Rechtsgebiete: Ausländerrecht & Asylrecht, Verwaltungsrecht
Rechtstipp vom 24.08.2011
Stellt sich heraus, dass Flüchtlinge aus Somalia Fingerkuppen aufweisen, die nicht für die "erkennungsdienstliche Behandlung" (= "Fingerabdruck") geeignet sind, so können ihre Verfahren eingestellt und sie ausgewiesen werden. Das gelte jedenfalls für diejenigen Asylbewerber, die - nachdem die beschädigten Fingerkuppen entdeckt worden waren - der Aufforderung durch das Bundesamt für Migration und Flüchtlinge nicht nachgekommen sind, zu einer erneuten "Fingerabdruck-Abgabe" zu erscheinen. (Die Asylanten hingegen, die zur Abgabe gekommen sind, jedoch wieder keinen brauchbaren Abdruck abgegeben hatten, hätten nicht ausgewiesen werden dürfen, so das Verwaltungsgericht Karlsruhe.

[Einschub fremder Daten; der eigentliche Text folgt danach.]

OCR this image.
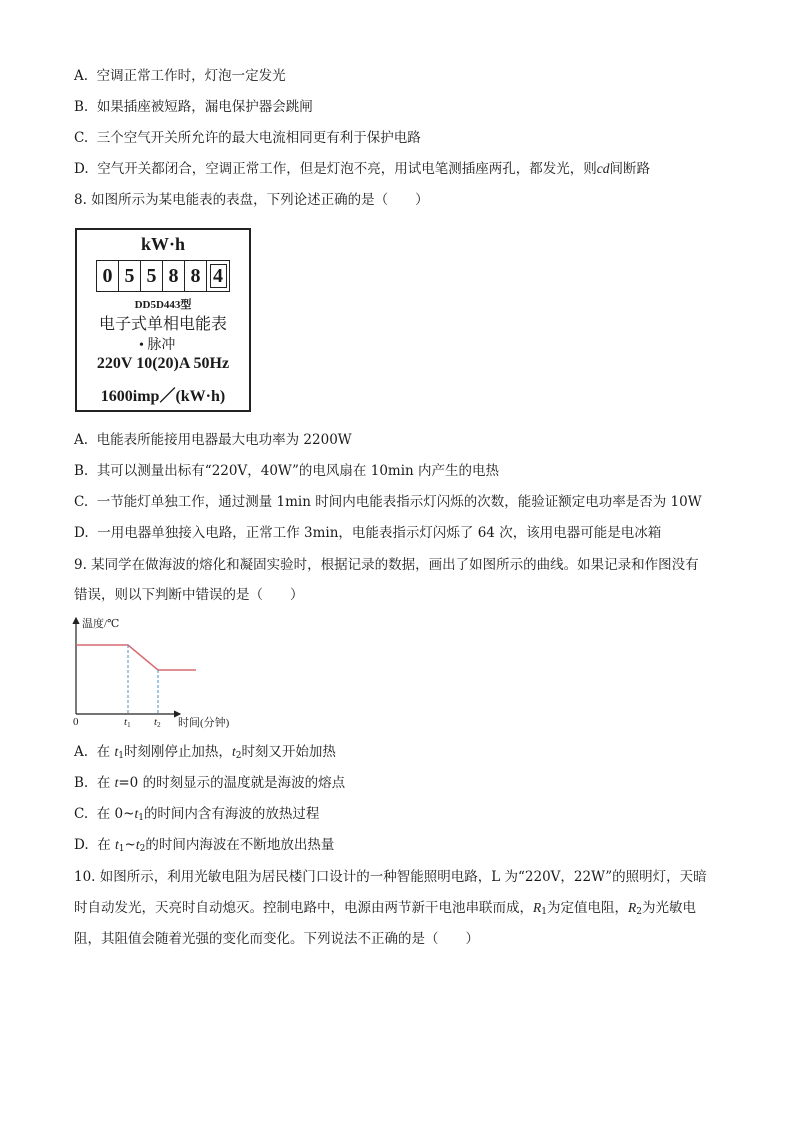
A. 空调正常工作时，灯泡一定发光
B. 如果插座被短路，漏电保护器会跳闸
C. 三个空气开关所允许的最大电流相同更有利于保护电路
D. 空气开关都闭合，空调正常工作，但是灯泡不亮，用试电笔测插座两孔，都发光，则cd间断路
8. 如图所示为某电能表的表盘，下列论述正确的是（　　）
kW·h
0 5 5 8 8 4
DD5D443型
电子式单相电能表
• 脉冲
220V 10(20)A 50Hz
1600imp／(kW·h)
A. 电能表所能接用电器最大电功率为 2200W
B. 其可以测量出标有“220V，40W”的电风扇在 10min 内产生的电热
C. 一节能灯单独工作，通过测量 1min 时间内电能表指示灯闪烁的次数，能验证额定电功率是否为 10W
D. 一用电器单独接入电路，正常工作 3min，电能表指示灯闪烁了 64 次，该用电器可能是电冰箱
9. 某同学在做海波的熔化和凝固实验时，根据记录的数据，画出了如图所示的曲线。如果记录和作图没有
错误，则以下判断中错误的是（　　）
温度/℃
时间(分钟)
0	t1 t2
A. 在 $t_1$时刻刚停止加热，$t_2$时刻又开始加热
B. 在 t=0 的时刻显示的温度就是海波的熔点
C. 在 $0\sim t_1$的时间内含有海波的放热过程
D. 在 $t_1\sim t_2$的时间内海波在不断地放出热量
10. 如图所示，利用光敏电阻为居民楼门口设计的一种智能照明电路，L 为“220V，22W”的照明灯，天暗
时自动发光，天亮时自动熄灭。控制电路中，电源由两节新干电池串联而成，$R_1$为定值电阻，$R_2$为光敏电
阻，其阻值会随着光强的变化而变化。下列说法不正确的是（　　）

Ihnen sei "nicht mitgeteilt worden, dass die Fingerabdrücke wieder nicht auswertbar waren", so dass sie auch nicht darlegen mussten, warum es ihnen nicht möglich sei, sich auswertbare Fingerabdrücke abnehmen zu lassen.) (VwG Karlsruhe, 9 K 2910/10 u. a.)